Le lendemain, les représentants du peuple se rendent chez Pilate, inquiets : « Seigneur (titre divin qu’ils donnent à un gouverneur romain), nous nous sommes souvenus que cet imposteur (en latin ‘seductor’) a dit de son vivant qu’après trois jours il ressusciterait. Ordonne que le sépulcre soit gardé pour éviter que ses disciples ne viennent dérober le corps et ne disent au peuple : ‘Il est ressuscité des morts !’ Cette dernière imposture serait pire que la première ».
Quelle est cette ‘première imposture’ dont ils parlent ?
Celle que le Grand prêtre avait révélée en adjurant Jésus « par le Dieu vivant, de nous dire si tu es le Christ, le Fils de Dieu » (Mt 26, 63). Je t’adjure de nous dire si elle est vraie, cette acclamation qui reconnaît en toi un envoyé de Dieu : ‘Hosanna au Fils de David !’.

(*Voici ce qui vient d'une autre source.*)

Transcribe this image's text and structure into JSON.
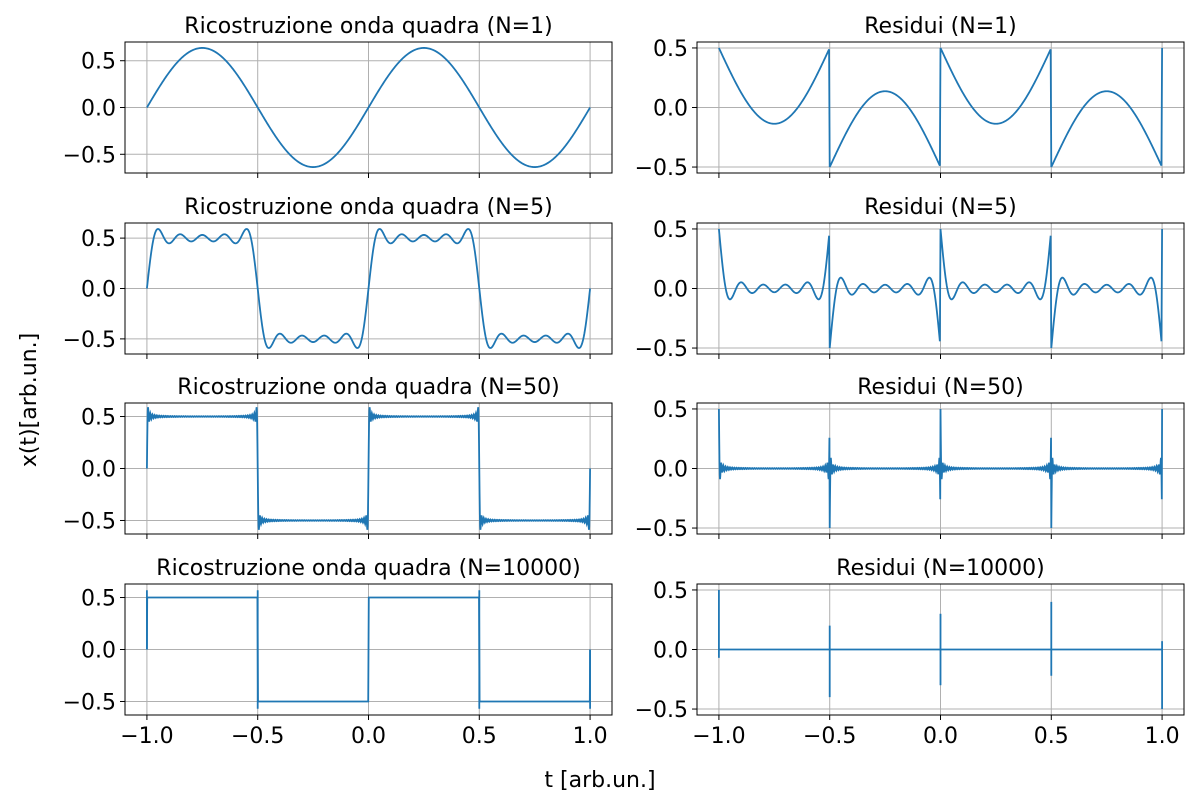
{
  "figure": {
    "ylabel": "x(t)[arb.un.]",
    "xlabel": "t  [arb.un.]"
  },
  "style": {
    "line_color": "#1f77b4",
    "grid_color": "#b0b0b0",
    "axes_color": "#000000"
  },
  "chart_data": [
    {
      "type": "line",
      "title": "Ricostruzione onda quadra (N=1)",
      "kind": "recon",
      "N": 1,
      "xlim": [
        -1.0,
        1.0
      ],
      "ylim": [
        -0.7,
        0.7
      ],
      "xticks": [
        -1.0,
        -0.5,
        0.0,
        0.5,
        1.0
      ],
      "xtick_labels": [],
      "yticks": [
        0.5,
        0.0,
        -0.5
      ],
      "ytick_labels": [
        "0.5",
        "0.0",
        "−0.5"
      ],
      "grid": true,
      "series": [
        {
          "x": [
            -1.0,
            -0.75,
            -0.5,
            -0.25,
            0.0,
            0.25,
            0.5,
            0.75,
            1.0
          ],
          "y": [
            0.0,
            0.64,
            0.0,
            -0.64,
            0.0,
            0.64,
            0.0,
            -0.64,
            0.0
          ]
        }
      ]
    },
    {
      "type": "line",
      "title": "Residui (N=1)",
      "kind": "resid",
      "N": 1,
      "xlim": [
        -1.0,
        1.0
      ],
      "ylim": [
        -0.55,
        0.55
      ],
      "xticks": [
        -1.0,
        -0.5,
        0.0,
        0.5,
        1.0
      ],
      "xtick_labels": [],
      "yticks": [
        0.5,
        0.0,
        -0.5
      ],
      "ytick_labels": [
        "0.5",
        "0.0",
        "−0.5"
      ],
      "grid": true,
      "series": [
        {
          "x": [
            -1.0,
            -0.75,
            -0.5,
            -0.25,
            0.0,
            0.25,
            0.5,
            0.75,
            1.0
          ],
          "y": [
            0.5,
            -0.14,
            0.5,
            0.14,
            0.5,
            -0.14,
            0.5,
            0.14,
            -0.5
          ]
        }
      ]
    },
    {
      "type": "line",
      "title": "Ricostruzione onda quadra (N=5)",
      "kind": "recon",
      "N": 5,
      "xlim": [
        -1.0,
        1.0
      ],
      "ylim": [
        -0.65,
        0.65
      ],
      "xticks": [
        -1.0,
        -0.5,
        0.0,
        0.5,
        1.0
      ],
      "xtick_labels": [],
      "yticks": [
        0.5,
        0.0,
        -0.5
      ],
      "ytick_labels": [
        "0.5",
        "0.0",
        "−0.5"
      ],
      "grid": true,
      "series": [
        {
          "x": [
            -1.0,
            -0.9,
            -0.75,
            -0.6,
            -0.5,
            -0.4,
            -0.25,
            -0.1,
            0.0,
            0.1,
            0.25,
            0.4,
            0.5,
            0.6,
            0.75,
            0.9,
            1.0
          ],
          "y": [
            0.0,
            0.6,
            0.55,
            0.6,
            0.0,
            -0.6,
            -0.55,
            -0.6,
            0.0,
            0.6,
            0.55,
            0.6,
            0.0,
            -0.6,
            -0.55,
            -0.6,
            0.0
          ]
        }
      ]
    },
    {
      "type": "line",
      "title": "Residui (N=5)",
      "kind": "resid",
      "N": 5,
      "xlim": [
        -1.0,
        1.0
      ],
      "ylim": [
        -0.55,
        0.55
      ],
      "xticks": [
        -1.0,
        -0.5,
        0.0,
        0.5,
        1.0
      ],
      "xtick_labels": [],
      "yticks": [
        0.5,
        0.0,
        -0.5
      ],
      "ytick_labels": [
        "0.5",
        "0.0",
        "−0.5"
      ],
      "grid": true,
      "series": [
        {
          "x": [
            -1.0,
            -0.9,
            -0.75,
            -0.6,
            -0.5,
            -0.4,
            -0.25,
            -0.1,
            0.0,
            0.1,
            0.25,
            0.4,
            0.5,
            0.6,
            0.75,
            0.9,
            1.0
          ],
          "y": [
            0.5,
            -0.1,
            -0.05,
            -0.1,
            0.5,
            0.1,
            0.05,
            0.1,
            0.5,
            -0.1,
            -0.05,
            -0.1,
            0.5,
            0.1,
            0.05,
            0.1,
            -0.5
          ]
        }
      ]
    },
    {
      "type": "line",
      "title": "Ricostruzione onda quadra (N=50)",
      "kind": "recon",
      "N": 50,
      "xlim": [
        -1.0,
        1.0
      ],
      "ylim": [
        -0.63,
        0.63
      ],
      "xticks": [
        -1.0,
        -0.5,
        0.0,
        0.5,
        1.0
      ],
      "xtick_labels": [],
      "yticks": [
        0.5,
        0.0,
        -0.5
      ],
      "ytick_labels": [
        "0.5",
        "0.0",
        "−0.5"
      ],
      "grid": true,
      "series": [
        {
          "x": [
            -1.0,
            -0.99,
            -0.75,
            -0.51,
            -0.5,
            -0.49,
            -0.25,
            -0.01,
            0.0,
            0.01,
            0.25,
            0.49,
            0.5,
            0.51,
            0.75,
            0.99,
            1.0
          ],
          "y": [
            0.0,
            0.59,
            0.5,
            0.59,
            0.0,
            -0.59,
            -0.5,
            -0.59,
            0.0,
            0.59,
            0.5,
            0.59,
            0.0,
            -0.59,
            -0.5,
            -0.59,
            0.0
          ]
        }
      ]
    },
    {
      "type": "line",
      "title": "Residui (N=50)",
      "kind": "resid",
      "N": 50,
      "xlim": [
        -1.0,
        1.0
      ],
      "ylim": [
        -0.55,
        0.55
      ],
      "xticks": [
        -1.0,
        -0.5,
        0.0,
        0.5,
        1.0
      ],
      "xtick_labels": [],
      "yticks": [
        0.5,
        0.0,
        -0.5
      ],
      "ytick_labels": [
        "0.5",
        "0.0",
        "−0.5"
      ],
      "grid": true,
      "series": [
        {
          "x": [
            -1.0,
            -0.99,
            -0.75,
            -0.5,
            -0.49,
            -0.25,
            0.0,
            0.01,
            0.25,
            0.5,
            0.51,
            0.75,
            1.0
          ],
          "y": [
            0.5,
            -0.09,
            0.0,
            0.5,
            0.09,
            0.0,
            0.5,
            -0.09,
            0.0,
            0.5,
            0.09,
            0.0,
            -0.5
          ]
        }
      ]
    },
    {
      "type": "line",
      "title": "Ricostruzione onda quadra (N=10000)",
      "kind": "recon",
      "N": 10000,
      "xlim": [
        -1.0,
        1.0
      ],
      "ylim": [
        -0.63,
        0.63
      ],
      "xticks": [
        -1.0,
        -0.5,
        0.0,
        0.5,
        1.0
      ],
      "xtick_labels": [
        "−1.0",
        "−0.5",
        "0.0",
        "0.5",
        "1.0"
      ],
      "yticks": [
        0.5,
        0.0,
        -0.5
      ],
      "ytick_labels": [
        "0.5",
        "0.0",
        "−0.5"
      ],
      "grid": true,
      "series": [
        {
          "x": [
            -1.0,
            -0.999,
            -0.75,
            -0.5,
            -0.499,
            -0.25,
            0.0,
            0.001,
            0.25,
            0.5,
            0.501,
            0.75,
            1.0
          ],
          "y": [
            0.0,
            0.5,
            0.5,
            0.0,
            -0.5,
            -0.5,
            0.0,
            0.5,
            0.5,
            0.0,
            -0.5,
            -0.5,
            0.0
          ]
        }
      ]
    },
    {
      "type": "line",
      "title": "Residui (N=10000)",
      "kind": "resid",
      "N": 10000,
      "xlim": [
        -1.0,
        1.0
      ],
      "ylim": [
        -0.55,
        0.55
      ],
      "xticks": [
        -1.0,
        -0.5,
        0.0,
        0.5,
        1.0
      ],
      "xtick_labels": [
        "−1.0",
        "−0.5",
        "0.0",
        "0.5",
        "1.0"
      ],
      "yticks": [
        0.5,
        0.0,
        -0.5
      ],
      "ytick_labels": [
        "0.5",
        "0.0",
        "−0.5"
      ],
      "grid": true,
      "series": [
        {
          "x": [
            -1.0,
            -0.5,
            0.0,
            0.5,
            1.0
          ],
          "y": [
            0.5,
            0.2,
            0.3,
            0.4,
            -0.5
          ]
        }
      ]
    }
  ]
}
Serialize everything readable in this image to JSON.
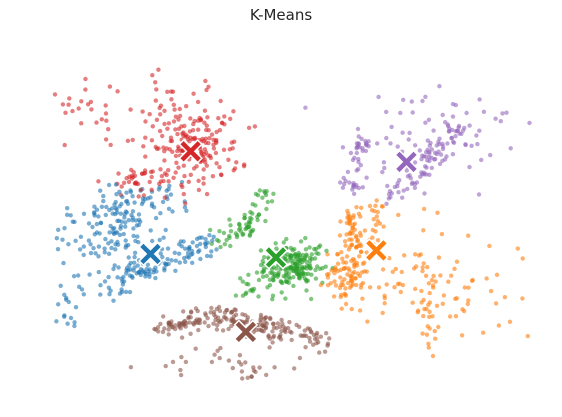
{
  "chart_data": {
    "type": "scatter",
    "title": "K-Means",
    "xlabel": "",
    "ylabel": "",
    "xlim": [
      0,
      100
    ],
    "ylim": [
      0,
      100
    ],
    "grid": false,
    "axes_visible": false,
    "series": [
      {
        "color": "#1f77b4",
        "centroid": [
          24,
          39
        ],
        "regions": [
          {
            "shape": "line",
            "from": [
              12,
              52
            ],
            "to": [
              28,
              55
            ],
            "spread": 3.2,
            "n": 70
          },
          {
            "shape": "line",
            "from": [
              18,
              32
            ],
            "to": [
              37,
              42
            ],
            "spread": 1.8,
            "n": 90
          },
          {
            "shape": "line",
            "from": [
              16,
              27
            ],
            "to": [
              22,
              36
            ],
            "spread": 1.5,
            "n": 25
          },
          {
            "shape": "blob",
            "center": [
              15,
              44
            ],
            "r": [
              9,
              9
            ],
            "n": 95
          },
          {
            "shape": "blob",
            "center": [
              8,
              25
            ],
            "r": [
              3,
              9
            ],
            "n": 18
          }
        ]
      },
      {
        "color": "#ff7f0e",
        "centroid": [
          69,
          40
        ],
        "regions": [
          {
            "shape": "line",
            "from": [
              64,
              52
            ],
            "to": [
              65,
              40
            ],
            "spread": 1.2,
            "n": 45
          },
          {
            "shape": "line",
            "from": [
              70,
              52
            ],
            "to": [
              67,
              40
            ],
            "spread": 1.2,
            "n": 25
          },
          {
            "shape": "blob",
            "center": [
              63,
              33
            ],
            "r": [
              4,
              9
            ],
            "n": 80
          },
          {
            "shape": "blob",
            "center": [
              79,
              28
            ],
            "r": [
              15,
              17
            ],
            "n": 110
          }
        ]
      },
      {
        "color": "#2ca02c",
        "centroid": [
          49,
          38
        ],
        "regions": [
          {
            "shape": "blob",
            "center": [
              52,
              36
            ],
            "r": [
              6,
              7
            ],
            "n": 200
          },
          {
            "shape": "line",
            "from": [
              37,
              42
            ],
            "to": [
              46,
              49
            ],
            "spread": 1.5,
            "n": 45
          },
          {
            "shape": "line",
            "from": [
              44,
              49
            ],
            "to": [
              47,
              57
            ],
            "spread": 1.2,
            "n": 20
          },
          {
            "shape": "blob",
            "center": [
              45,
              29
            ],
            "r": [
              5,
              4
            ],
            "n": 15
          }
        ]
      },
      {
        "color": "#d62728",
        "centroid": [
          32,
          68
        ],
        "regions": [
          {
            "shape": "blob",
            "center": [
              33,
              69
            ],
            "r": [
              9,
              10
            ],
            "n": 160
          },
          {
            "shape": "blob",
            "center": [
              28,
              80
            ],
            "r": [
              12,
              10
            ],
            "n": 40
          },
          {
            "shape": "blob",
            "center": [
              12,
              80
            ],
            "r": [
              8,
              7
            ],
            "n": 22
          },
          {
            "shape": "blob",
            "center": [
              22,
              60
            ],
            "r": [
              7,
              4
            ],
            "n": 40
          }
        ]
      },
      {
        "color": "#9467bd",
        "centroid": [
          75,
          65
        ],
        "regions": [
          {
            "shape": "line",
            "from": [
              72,
              55
            ],
            "to": [
              85,
              74
            ],
            "spread": 1.5,
            "n": 80
          },
          {
            "shape": "line",
            "from": [
              64,
              57
            ],
            "to": [
              66,
              72
            ],
            "spread": 1.2,
            "n": 45
          },
          {
            "shape": "blob",
            "center": [
              80,
              72
            ],
            "r": [
              16,
              14
            ],
            "n": 70
          }
        ]
      },
      {
        "color": "#8c564b",
        "centroid": [
          43,
          17
        ],
        "regions": [
          {
            "shape": "line",
            "from": [
              26,
              18
            ],
            "to": [
              40,
              22
            ],
            "spread": 1.5,
            "n": 90
          },
          {
            "shape": "line",
            "from": [
              40,
              20
            ],
            "to": [
              58,
              15
            ],
            "spread": 1.6,
            "n": 120
          },
          {
            "shape": "blob",
            "center": [
              40,
              8
            ],
            "r": [
              15,
              5
            ],
            "n": 35
          }
        ]
      }
    ]
  }
}
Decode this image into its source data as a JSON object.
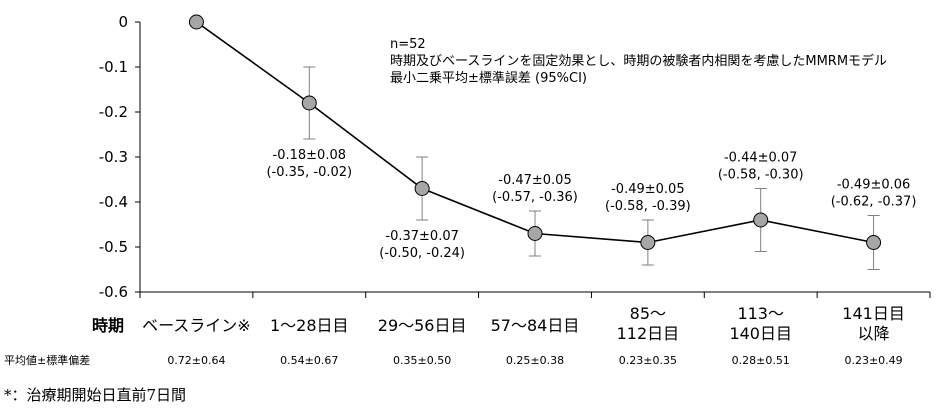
{
  "chart_data": {
    "type": "line",
    "title": "",
    "xlabel": "時期",
    "ylabel": "",
    "ylim": [
      -0.6,
      0
    ],
    "yticks": [
      "0",
      "-0.1",
      "-0.2",
      "-0.3",
      "-0.4",
      "-0.5",
      "-0.6"
    ],
    "ytick_values": [
      0,
      -0.1,
      -0.2,
      -0.3,
      -0.4,
      -0.5,
      -0.6
    ],
    "grid": false,
    "categories": [
      [
        "ベースライン※"
      ],
      [
        "1～28日目"
      ],
      [
        "29～56日目"
      ],
      [
        "57～84日目"
      ],
      [
        "85～",
        "112日目"
      ],
      [
        "113～",
        "140日目"
      ],
      [
        "141日目",
        "以降"
      ]
    ],
    "series": [
      {
        "values": [
          0,
          -0.18,
          -0.37,
          -0.47,
          -0.49,
          -0.44,
          -0.49
        ],
        "ci_lower": [
          null,
          -0.35,
          -0.5,
          -0.57,
          -0.58,
          -0.58,
          -0.62
        ],
        "ci_upper": [
          null,
          -0.02,
          -0.24,
          -0.36,
          -0.39,
          -0.3,
          -0.37
        ],
        "err_low": [
          null,
          -0.26,
          -0.44,
          -0.52,
          -0.54,
          -0.51,
          -0.55
        ],
        "err_high": [
          null,
          -0.1,
          -0.3,
          -0.42,
          -0.44,
          -0.37,
          -0.43
        ],
        "labels": [
          null,
          [
            "-0.18±0.08",
            "(-0.35, -0.02)"
          ],
          [
            "-0.37±0.07",
            "(-0.50, -0.24)"
          ],
          [
            "-0.47±0.05",
            "(-0.57, -0.36)"
          ],
          [
            "-0.49±0.05",
            "(-0.58, -0.39)"
          ],
          [
            "-0.44±0.07",
            "(-0.58, -0.30)"
          ],
          [
            "-0.49±0.06",
            "(-0.62, -0.37)"
          ]
        ]
      }
    ],
    "annotations": [
      "n=52",
      "時期及びベースラインを固定効果とし、時期の被験者内相関を考慮したMMRMモデル",
      "最小二乗平均±標準誤差 (95%CI)"
    ],
    "table_row": {
      "label": "平均値±標準偏差",
      "values": [
        "0.72±0.64",
        "0.54±0.67",
        "0.35±0.50",
        "0.25±0.38",
        "0.23±0.35",
        "0.28±0.51",
        "0.23±0.49"
      ]
    }
  },
  "footnote": "*：治療期開始日直前7日間",
  "colors": {
    "marker_fill": "#a6a6a6",
    "line": "#000000",
    "errorbar": "#7f7f7f",
    "axis": "#000000"
  }
}
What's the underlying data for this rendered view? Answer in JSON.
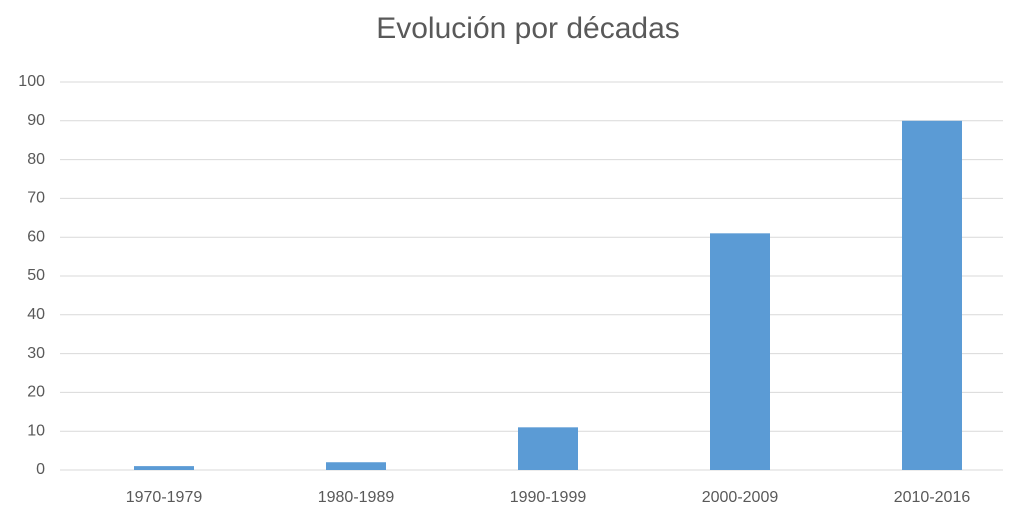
{
  "chart_data": {
    "type": "bar",
    "title": "Evolución por décadas",
    "categories": [
      "1970-1979",
      "1980-1989",
      "1990-1999",
      "2000-2009",
      "2010-2016"
    ],
    "values": [
      1,
      2,
      11,
      61,
      90
    ],
    "color": "#5b9bd5",
    "ylim": [
      0,
      100
    ],
    "yticks": [
      0,
      10,
      20,
      30,
      40,
      50,
      60,
      70,
      80,
      90,
      100
    ],
    "grid": true
  }
}
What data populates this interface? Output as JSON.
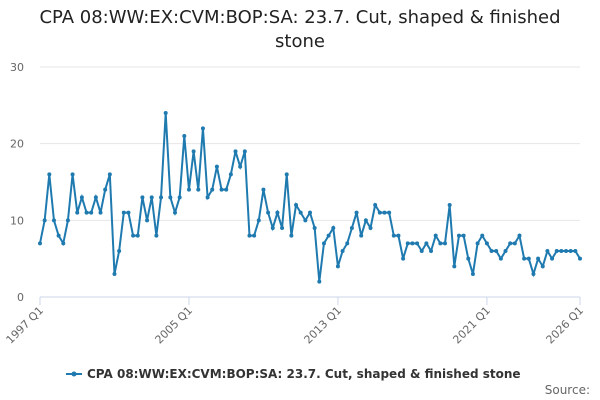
{
  "chart_data": {
    "type": "line",
    "title": "CPA 08:WW:EX:CVM:BOP:SA: 23.7. Cut, shaped & finished stone",
    "source": "Source:",
    "categories": [
      "1997 Q1",
      null,
      null,
      null,
      null,
      null,
      null,
      null,
      null,
      null,
      null,
      null,
      null,
      null,
      null,
      null,
      null,
      null,
      null,
      null,
      null,
      null,
      null,
      null,
      null,
      null,
      null,
      null,
      null,
      null,
      null,
      null,
      "2005 Q1",
      null,
      null,
      null,
      null,
      null,
      null,
      null,
      null,
      null,
      null,
      null,
      null,
      null,
      null,
      null,
      null,
      null,
      null,
      null,
      null,
      null,
      null,
      null,
      null,
      null,
      null,
      null,
      null,
      null,
      null,
      null,
      "2013 Q1",
      null,
      null,
      null,
      null,
      null,
      null,
      null,
      null,
      null,
      null,
      null,
      null,
      null,
      null,
      null,
      null,
      null,
      null,
      null,
      null,
      null,
      null,
      null,
      null,
      null,
      null,
      null,
      null,
      null,
      null,
      null,
      "2021 Q1",
      null,
      null,
      null,
      null,
      null,
      null,
      null,
      null,
      null,
      null,
      null,
      null,
      null,
      null,
      null,
      null,
      null,
      null,
      null,
      "2026 Q1"
    ],
    "series": [
      {
        "name": "CPA 08:WW:EX:CVM:BOP:SA: 23.7. Cut, shaped & finished stone",
        "color": "#1f7ab0",
        "values": [
          7,
          10,
          16,
          10,
          8,
          7,
          10,
          16,
          11,
          13,
          11,
          11,
          13,
          11,
          14,
          16,
          3,
          6,
          11,
          11,
          8,
          8,
          13,
          10,
          13,
          8,
          13,
          24,
          13,
          11,
          13,
          21,
          14,
          19,
          14,
          22,
          13,
          14,
          17,
          14,
          14,
          16,
          19,
          17,
          19,
          8,
          8,
          10,
          14,
          11,
          9,
          11,
          9,
          16,
          8,
          12,
          11,
          10,
          11,
          9,
          2,
          7,
          8,
          9,
          4,
          6,
          7,
          9,
          11,
          8,
          10,
          9,
          12,
          11,
          11,
          11,
          8,
          8,
          5,
          7,
          7,
          7,
          6,
          7,
          6,
          8,
          7,
          7,
          12,
          4,
          8,
          8,
          5,
          3,
          7,
          8,
          7,
          6,
          6,
          5,
          6,
          7,
          7,
          8,
          5,
          5,
          3,
          5,
          4,
          6,
          5,
          6,
          6,
          6,
          6,
          6,
          5
        ]
      }
    ],
    "ylim": [
      0,
      30
    ],
    "yticks": [
      0,
      10,
      20,
      30
    ],
    "grid": true,
    "legend": "bottom"
  }
}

Beaucoup ont cette vision de Jésus. Beaucoup d’entre vous aiment en Jésus son humanité. Ils espèrent qu’il est l’envoyé de Dieu qui saura se faire entendre de Lui, comme Marthe la sœur de Lazare le suppliait : « Je sais que tout ce que tu demanderas à Dieu, Dieu te l’accordera ». Jésus, mets fin à l’épidémie ! Jésus, assure la paix de notre vie !

Puis-je vous rappeler sa réponse : « N’allez pas croire que je sois venu apporter la paix sur la terre ; je ne suis pas venu apporter la paix, mais le glaive » (Mt 10, 34), le glaive de la Parole de Dieu qui va jusqu’au point de partage de l’âme et de l’esprit, et juge des intentions et des pensées du cœur (He 4, 12). Le glaive qui transperce le cœur de Marie, et de tous ceux dont le cœur souffre de la mort du seul Juste. Posez-vous la question : que ressentez-vous quand vous regardez, contemplez Jésus sur la croix ?

Nous pouvons faire de cette Semaine sainte un bel hommage à un homme admirable, Jésus, maître de sagesse, modèle de bonté, penser avec nostalgie aux rameaux que nous n’aurons pas cette année, être rassurés qu’il puisse y avoir des hommes d’une telle qualité, pour ‘sauver’ les autres. Ou bien nous prenons au sérieux le Salut, et chaque jour de cette Semaine, à chaque heure, nous invoquerons son Nom : Jésus Sauveur. « Tu l’appelleras du nom de Jésus car c’est lui qui sauvera son peuple de ses péchés » (Mt 1, 21). Nous prêtres en portons le sigle sur nos vêtements liturgiques : IHS, Jésus Sauveur des Hommes.

Si nous ne voulons pas mourir étouffés par nos péchés, voici le souffle à donner à notre vie, voici la respiration de ces Jours saints, la prière permanente de notre cœur : « Jésus Sauveur, prends pitié de nous pécheurs ».

Jésus Sauveur, prends pitié de ceux qui meurent.

Jésus Sauveur, prends pitié de moi pécheur.